Pradeep: There’s an ever-growing demand of skilled digital marketing professionals. While a lot of academic institutions including IIMs have added digital marketing in their curriculum or even started to offer standalone programs, they have not been able to do justice to this demand.
The primary reason is that digital marketing skill needs to be imparted by practitioners who are working in the industry vs through an academic orientation. We regularly see people who participate in our program after they’ve attended a program at an academic institution.
Each one of them share that the real value of our digital marketing program lies in the assignments, exercises and projects, which give them confidence to apply the learning in real life scenario.
For the same reason, I find it’s even more challenging for academic institutions to offer program in Mobile Marketing. Even we’d to invest a lot of time in creating curriculum and identify program leaders for our recently launched Mobile Marketing certification program.
Deepak: Out of all the digital marketing channels, what is the one channel that has helped Digital Vidya scale with marketing?
Pradeep: To be honest, our growth has been a function of our ability to leverage various digital marketing channels including search, social and email. However, search would have contributed most so far.
Deepak: SEO is becoming very difficult with every passing day. It looks like almost anything we do is black hat SEO. Can you share some SEO strategies that are not likely to get outdated?
Pradeep: Yes, SEO has become increasingly difficult over last few years. That’s one reason why the value of SEO is even higher today for companies who know it well and are doing it right as short-term techniques are no more valuable.
I first experienced the value of SEO in 2001 and as I’d shared it was purely by chance. In my experience, while Google’s algorithm has matured a lot, basic principles of SEO haven’t changed.
The importance of key word research, providing great user experience including relevant content, gaining recommendations from other sites in the form of links has not changed.
Deepak: Do you think that the roles of marketing and sales are getting overlapped because of digital marketing? If yes, how?

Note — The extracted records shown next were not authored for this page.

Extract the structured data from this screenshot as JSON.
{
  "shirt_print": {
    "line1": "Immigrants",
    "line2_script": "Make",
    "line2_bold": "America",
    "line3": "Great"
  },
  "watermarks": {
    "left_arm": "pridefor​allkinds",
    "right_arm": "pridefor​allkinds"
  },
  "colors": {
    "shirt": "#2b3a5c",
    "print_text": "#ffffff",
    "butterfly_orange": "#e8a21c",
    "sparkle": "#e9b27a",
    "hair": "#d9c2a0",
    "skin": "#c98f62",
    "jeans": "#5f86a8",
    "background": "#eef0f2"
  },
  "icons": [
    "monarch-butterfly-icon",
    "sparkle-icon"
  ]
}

Pradeep: Yes, the distinction between sales & marketing is very blurred when it comes to digital marketing. Interestingly, we find a very high percentage of sales professionals in our digital marketing programs.
Deepak: What do you think the state of digital marketing would be in 2025? Will traditional marketing be completely dead by that time?

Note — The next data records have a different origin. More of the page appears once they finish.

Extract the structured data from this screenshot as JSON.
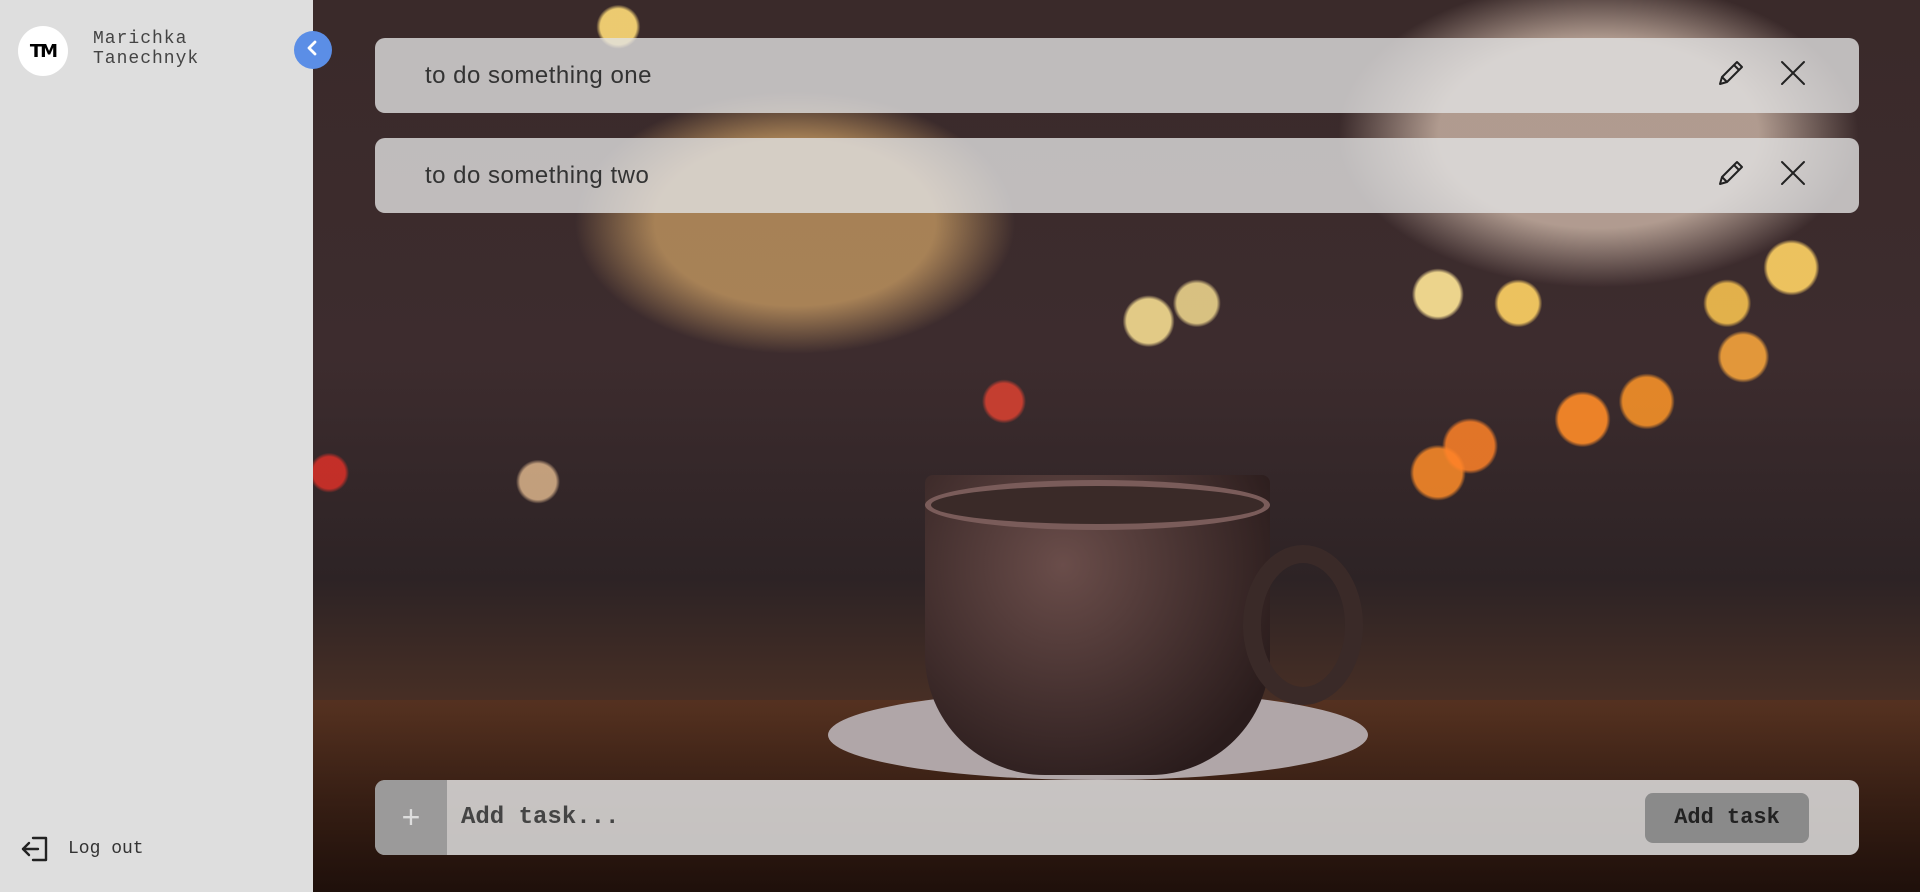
{
  "sidebar": {
    "avatar_initials": "TM",
    "username": "Marichka Tanechnyk",
    "logout_label": "Log out",
    "logout_icon": "logout-icon"
  },
  "collapse_button": {
    "icon": "chevron-left-icon",
    "color": "#5b8ee6"
  },
  "tasks": [
    {
      "text": "to do something one"
    },
    {
      "text": "to do something two"
    }
  ],
  "add_task": {
    "plus_symbol": "+",
    "placeholder": "Add task...",
    "button_label": "Add task"
  }
}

Pradeep: Did you mean 2015? 🙂 I think 2025 is too far to even think about; we should be concerned about the state of digital marketing in next 1-3 years.
In my view, traditional marketing will not be dead; the role of digital is only going to increase and we will see even higher importance of integrated marketing.

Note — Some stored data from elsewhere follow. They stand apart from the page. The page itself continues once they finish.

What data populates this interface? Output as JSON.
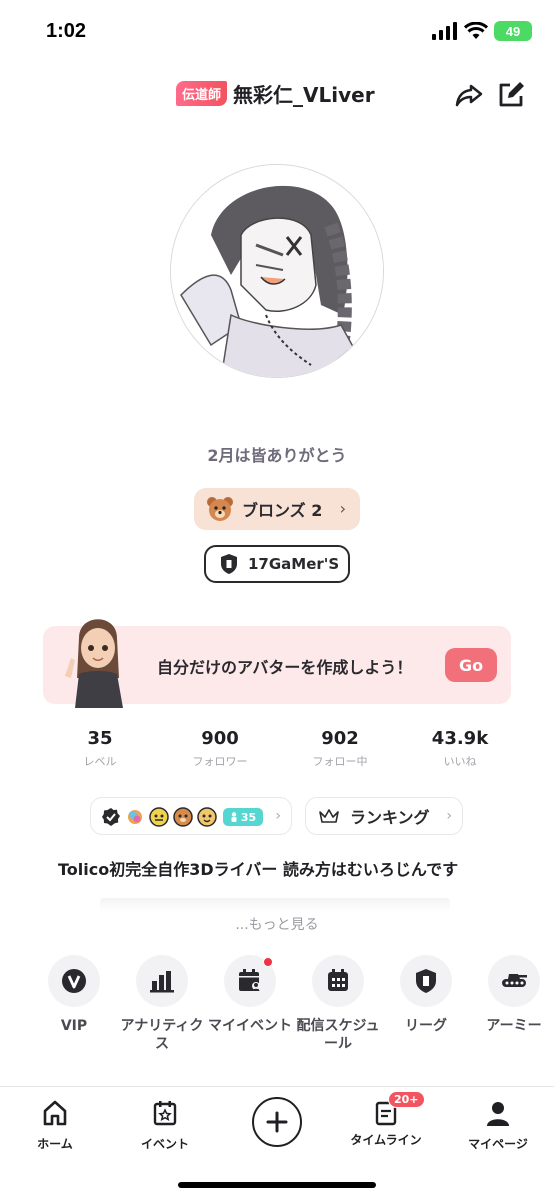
{
  "status_bar": {
    "time": "1:02",
    "battery": "49"
  },
  "header": {
    "badge": "伝道師",
    "username": "無彩仁_VLiver"
  },
  "profile": {
    "tagline": "2月は皆ありがとう",
    "rank_label": "ブロンズ 2",
    "army_label": "17GaMer'S"
  },
  "banner": {
    "text": "自分だけのアバターを作成しよう！",
    "button": "Go"
  },
  "stats": [
    {
      "value": "35",
      "label": "レベル"
    },
    {
      "value": "900",
      "label": "フォロワー"
    },
    {
      "value": "902",
      "label": "フォロー中"
    },
    {
      "value": "43.9k",
      "label": "いいね"
    }
  ],
  "badges": {
    "level_badge": "35"
  },
  "ranking_label": "ランキング",
  "bio": "Tolico初完全自作3Dライバー 読み方はむいろじんです",
  "more_label": "...もっと見る",
  "menu": [
    {
      "label": "VIP",
      "icon": "vip-icon"
    },
    {
      "label": "アナリティクス",
      "icon": "analytics-icon"
    },
    {
      "label": "マイイベント",
      "icon": "my-event-icon"
    },
    {
      "label": "配信スケジュール",
      "icon": "schedule-icon"
    },
    {
      "label": "リーグ",
      "icon": "league-icon"
    },
    {
      "label": "アーミー",
      "icon": "army-icon"
    }
  ],
  "tabs": [
    {
      "label": "ホーム",
      "icon": "home-icon"
    },
    {
      "label": "イベント",
      "icon": "event-icon"
    },
    {
      "label": "",
      "icon": "plus-icon"
    },
    {
      "label": "タイムライン",
      "icon": "timeline-icon",
      "badge": "20+"
    },
    {
      "label": "マイページ",
      "icon": "person-icon"
    }
  ],
  "colors": {
    "accent": "#f2707a",
    "rank_bg": "#f8e1d5",
    "banner_bg": "#fde9ea",
    "badge_red": "#f2555f"
  }
}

Deepak: Any digital marketing suggestions for my blog digitaldeepak.com? Can you give me a few tips to scale my traffic up? 🙂
Pradeep: I am a regular reader of your blog and newsletters. It has been a great learning for me going through the content you write.
Your passion is truly visible in everything you do at DigitalDeepak.com. I suggest that you continue that and if possible, involve more passionate people like you so as to scale the great work you are already doing.
Deepak: Thanks a lot for the wonderful answers. I am sure the readers of DigitalDeepak.com would have gained a lot of value from this!